Andreas Galanis, Approximately Counting H-Colorings is #BIS-Hard

June 25th, 2015
Approximately Counting H-Colorings is #BIS-Hard
Andreas Galanis
Department of Computer Science, University of Oxford, Oxford, UK
2015/7/13 Mon 11AM-12PM
We consider the problem of counting H-colorings from an input graph G to a target graph H. (An H-coloring of G is a homomorphism from the graph G to the graph H.)
We show that if H is any fixed graph without trivial components, then the problem is as hard as the well-known problem #BIS, which is the problem of (approximately) counting independent sets in a bipartite graph. #BIS is a complete problem in a important complexity class for approximate counting, and is widely believed not to have an FPRAS. If this is so, then our result shows that for every graph H without trivial components, the H-coloring counting problem has no FPRAS.
This problem was studied a decade ago by Goldberg, Kelk and Paterson. They were able to show that approximately sampling H-colorings is #BIS-hard, but it was not known how to get the result for approximate counting.

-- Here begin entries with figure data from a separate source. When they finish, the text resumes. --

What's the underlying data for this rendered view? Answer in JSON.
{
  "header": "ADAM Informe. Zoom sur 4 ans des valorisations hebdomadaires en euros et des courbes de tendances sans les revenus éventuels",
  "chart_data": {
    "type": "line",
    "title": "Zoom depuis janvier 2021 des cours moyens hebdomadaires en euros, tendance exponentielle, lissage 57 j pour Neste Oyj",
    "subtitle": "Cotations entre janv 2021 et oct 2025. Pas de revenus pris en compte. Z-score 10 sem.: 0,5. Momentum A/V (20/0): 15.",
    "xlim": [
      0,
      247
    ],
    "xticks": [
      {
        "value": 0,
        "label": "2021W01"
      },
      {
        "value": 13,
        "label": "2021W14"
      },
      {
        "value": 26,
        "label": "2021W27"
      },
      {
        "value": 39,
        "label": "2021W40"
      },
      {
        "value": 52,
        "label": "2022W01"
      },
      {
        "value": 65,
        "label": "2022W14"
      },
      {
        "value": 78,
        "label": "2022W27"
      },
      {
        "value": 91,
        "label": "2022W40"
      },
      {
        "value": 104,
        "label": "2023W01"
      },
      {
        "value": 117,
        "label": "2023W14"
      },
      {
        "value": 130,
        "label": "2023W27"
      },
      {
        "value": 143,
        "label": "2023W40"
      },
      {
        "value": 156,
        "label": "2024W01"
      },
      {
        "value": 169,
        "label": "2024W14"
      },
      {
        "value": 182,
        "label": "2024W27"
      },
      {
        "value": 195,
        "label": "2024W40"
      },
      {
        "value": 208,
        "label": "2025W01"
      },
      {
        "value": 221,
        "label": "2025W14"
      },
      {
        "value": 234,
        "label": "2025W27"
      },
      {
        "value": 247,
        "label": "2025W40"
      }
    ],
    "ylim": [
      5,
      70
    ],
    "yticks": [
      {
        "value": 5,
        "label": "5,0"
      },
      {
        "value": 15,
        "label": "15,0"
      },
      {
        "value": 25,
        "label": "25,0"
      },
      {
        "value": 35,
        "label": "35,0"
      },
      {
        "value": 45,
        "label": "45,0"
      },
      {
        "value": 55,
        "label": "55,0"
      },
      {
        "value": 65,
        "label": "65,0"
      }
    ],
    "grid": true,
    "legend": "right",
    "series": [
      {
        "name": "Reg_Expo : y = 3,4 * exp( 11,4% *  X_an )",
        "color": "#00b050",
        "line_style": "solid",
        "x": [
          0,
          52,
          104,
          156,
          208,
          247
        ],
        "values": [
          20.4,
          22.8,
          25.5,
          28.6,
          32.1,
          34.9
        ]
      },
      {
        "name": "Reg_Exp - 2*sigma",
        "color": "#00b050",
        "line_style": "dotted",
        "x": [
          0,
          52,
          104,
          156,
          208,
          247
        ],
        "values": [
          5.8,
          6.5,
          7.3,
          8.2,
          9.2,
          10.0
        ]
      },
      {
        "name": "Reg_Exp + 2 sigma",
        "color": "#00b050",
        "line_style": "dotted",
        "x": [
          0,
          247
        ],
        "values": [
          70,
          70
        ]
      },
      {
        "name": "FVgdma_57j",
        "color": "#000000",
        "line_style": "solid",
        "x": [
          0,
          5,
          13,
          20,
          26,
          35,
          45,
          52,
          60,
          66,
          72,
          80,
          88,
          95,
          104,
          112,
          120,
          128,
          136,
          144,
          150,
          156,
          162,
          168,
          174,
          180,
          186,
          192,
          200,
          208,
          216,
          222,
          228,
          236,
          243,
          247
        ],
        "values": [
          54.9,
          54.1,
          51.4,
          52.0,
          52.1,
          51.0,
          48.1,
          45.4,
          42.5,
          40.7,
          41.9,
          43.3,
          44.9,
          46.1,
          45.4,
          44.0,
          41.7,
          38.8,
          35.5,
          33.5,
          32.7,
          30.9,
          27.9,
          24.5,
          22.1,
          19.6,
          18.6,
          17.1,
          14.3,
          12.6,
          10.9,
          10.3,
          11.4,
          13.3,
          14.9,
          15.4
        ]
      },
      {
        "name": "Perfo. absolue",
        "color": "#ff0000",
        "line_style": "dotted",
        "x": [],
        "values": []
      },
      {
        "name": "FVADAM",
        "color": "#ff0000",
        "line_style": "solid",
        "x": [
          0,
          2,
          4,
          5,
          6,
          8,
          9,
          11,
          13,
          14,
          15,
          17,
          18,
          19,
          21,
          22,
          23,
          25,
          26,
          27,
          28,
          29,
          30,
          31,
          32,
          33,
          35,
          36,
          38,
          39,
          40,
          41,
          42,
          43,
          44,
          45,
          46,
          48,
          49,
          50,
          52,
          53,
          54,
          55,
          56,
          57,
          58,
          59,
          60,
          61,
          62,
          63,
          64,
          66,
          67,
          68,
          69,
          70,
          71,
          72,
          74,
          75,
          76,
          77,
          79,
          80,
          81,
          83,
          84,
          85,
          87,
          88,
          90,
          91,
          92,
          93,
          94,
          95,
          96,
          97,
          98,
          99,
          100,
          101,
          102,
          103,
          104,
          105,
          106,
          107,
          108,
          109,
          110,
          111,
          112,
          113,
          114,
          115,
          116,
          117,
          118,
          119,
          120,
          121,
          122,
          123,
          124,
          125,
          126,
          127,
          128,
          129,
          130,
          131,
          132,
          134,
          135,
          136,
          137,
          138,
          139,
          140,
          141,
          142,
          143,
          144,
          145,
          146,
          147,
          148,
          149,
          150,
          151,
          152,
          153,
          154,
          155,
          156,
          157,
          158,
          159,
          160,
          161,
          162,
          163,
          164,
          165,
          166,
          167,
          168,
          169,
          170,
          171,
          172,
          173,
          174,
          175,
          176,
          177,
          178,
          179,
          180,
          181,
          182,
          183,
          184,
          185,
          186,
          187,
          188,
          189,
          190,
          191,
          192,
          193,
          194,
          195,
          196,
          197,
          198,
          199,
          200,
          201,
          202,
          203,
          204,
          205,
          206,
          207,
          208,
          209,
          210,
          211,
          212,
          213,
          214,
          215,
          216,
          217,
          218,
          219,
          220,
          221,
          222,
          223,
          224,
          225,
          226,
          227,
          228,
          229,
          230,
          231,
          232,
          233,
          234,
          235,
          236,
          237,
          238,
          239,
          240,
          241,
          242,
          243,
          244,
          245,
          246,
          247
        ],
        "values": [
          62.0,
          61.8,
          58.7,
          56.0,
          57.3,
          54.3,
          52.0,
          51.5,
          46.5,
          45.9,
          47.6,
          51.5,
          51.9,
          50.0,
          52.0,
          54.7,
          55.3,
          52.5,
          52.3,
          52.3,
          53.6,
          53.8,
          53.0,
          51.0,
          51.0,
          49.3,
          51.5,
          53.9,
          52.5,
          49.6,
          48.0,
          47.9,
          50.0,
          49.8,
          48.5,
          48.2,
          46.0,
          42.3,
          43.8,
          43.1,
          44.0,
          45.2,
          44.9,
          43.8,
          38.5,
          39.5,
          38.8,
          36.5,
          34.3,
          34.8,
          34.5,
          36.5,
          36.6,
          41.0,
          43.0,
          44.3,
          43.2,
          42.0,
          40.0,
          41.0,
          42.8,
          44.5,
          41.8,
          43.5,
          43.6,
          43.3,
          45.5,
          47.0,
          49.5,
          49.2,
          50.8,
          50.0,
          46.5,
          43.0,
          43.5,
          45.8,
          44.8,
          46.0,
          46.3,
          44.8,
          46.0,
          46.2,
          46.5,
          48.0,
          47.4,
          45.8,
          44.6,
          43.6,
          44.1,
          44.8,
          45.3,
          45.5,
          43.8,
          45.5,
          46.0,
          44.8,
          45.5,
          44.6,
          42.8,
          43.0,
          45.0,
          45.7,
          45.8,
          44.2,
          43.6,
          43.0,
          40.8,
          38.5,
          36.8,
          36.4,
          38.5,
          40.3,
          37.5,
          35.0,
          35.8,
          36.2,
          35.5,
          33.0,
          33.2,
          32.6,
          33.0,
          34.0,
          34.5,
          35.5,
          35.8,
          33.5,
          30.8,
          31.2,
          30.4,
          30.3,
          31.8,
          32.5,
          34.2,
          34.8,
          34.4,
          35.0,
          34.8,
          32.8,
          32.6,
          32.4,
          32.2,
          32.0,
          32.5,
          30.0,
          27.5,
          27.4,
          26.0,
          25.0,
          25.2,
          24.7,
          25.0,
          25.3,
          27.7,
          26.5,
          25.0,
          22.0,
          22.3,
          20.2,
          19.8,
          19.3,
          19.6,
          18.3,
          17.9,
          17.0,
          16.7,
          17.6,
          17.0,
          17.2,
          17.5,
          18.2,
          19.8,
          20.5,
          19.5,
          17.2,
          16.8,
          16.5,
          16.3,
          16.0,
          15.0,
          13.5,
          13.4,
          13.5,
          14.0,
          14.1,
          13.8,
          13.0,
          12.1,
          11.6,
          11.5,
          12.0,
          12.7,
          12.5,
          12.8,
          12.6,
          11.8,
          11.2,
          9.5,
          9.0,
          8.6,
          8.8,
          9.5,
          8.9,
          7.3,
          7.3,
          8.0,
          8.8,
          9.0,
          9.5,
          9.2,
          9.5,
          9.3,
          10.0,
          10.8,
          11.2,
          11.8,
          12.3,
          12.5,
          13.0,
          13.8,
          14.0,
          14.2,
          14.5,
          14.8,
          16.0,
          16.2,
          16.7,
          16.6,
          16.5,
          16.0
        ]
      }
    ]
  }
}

Our solution builds on non-constructive ideas using the work of Lovasz.
Joint work with Leslie Goldberg and Mark Jerrum.

[Lecture Series] Johann Makowsky, Graph Polynomials

June 17th, 2015
Graph Polynomials
Johann Makowsky
Faculty of Computer Science, Technion – Israel Institute of Technology, Haifa, Israel
Lecture 1: 2015/07/20 Mon 3:30PM-5:10PM
Lecture 2: 2015/07/21 Tue 3:30PM-5:10PM
Lecture 3: 2015/07/22 Wed 3:30PM-5:10PM
Room: E6-1, Room 2412
Lecture 1: A Landscape of Graph Polynomials.

We introduce the most prominent graph polynomials (characteristic, Laplacian, chromatic, matching, Tutte) and discuss how to compare them.

Lecture 2: Why is the Chromatic Polynomial a Polynomial?

We give an alternative proof for the fact that the chromatic polynomial is indeed a polynomial. From this we introduce generalized chromatic polynomials, and show that this actually represents the most general case; Every (reasonably defined) graph polynomial can be represented as a generalized chromatic polynomial.

Lecture 3: Hankel matrices and Graph Polynomials.

We introduce Hankel matrices of graph paramaters, which generalize Lovasz’ connection matrices. We show that many (but not all) graph polynomials have Hankel matrices of finite rank. We show how to use the Finite Rank Property to show definability/non-definability of graph parameters/polynomials in Monadic Second Order Logic.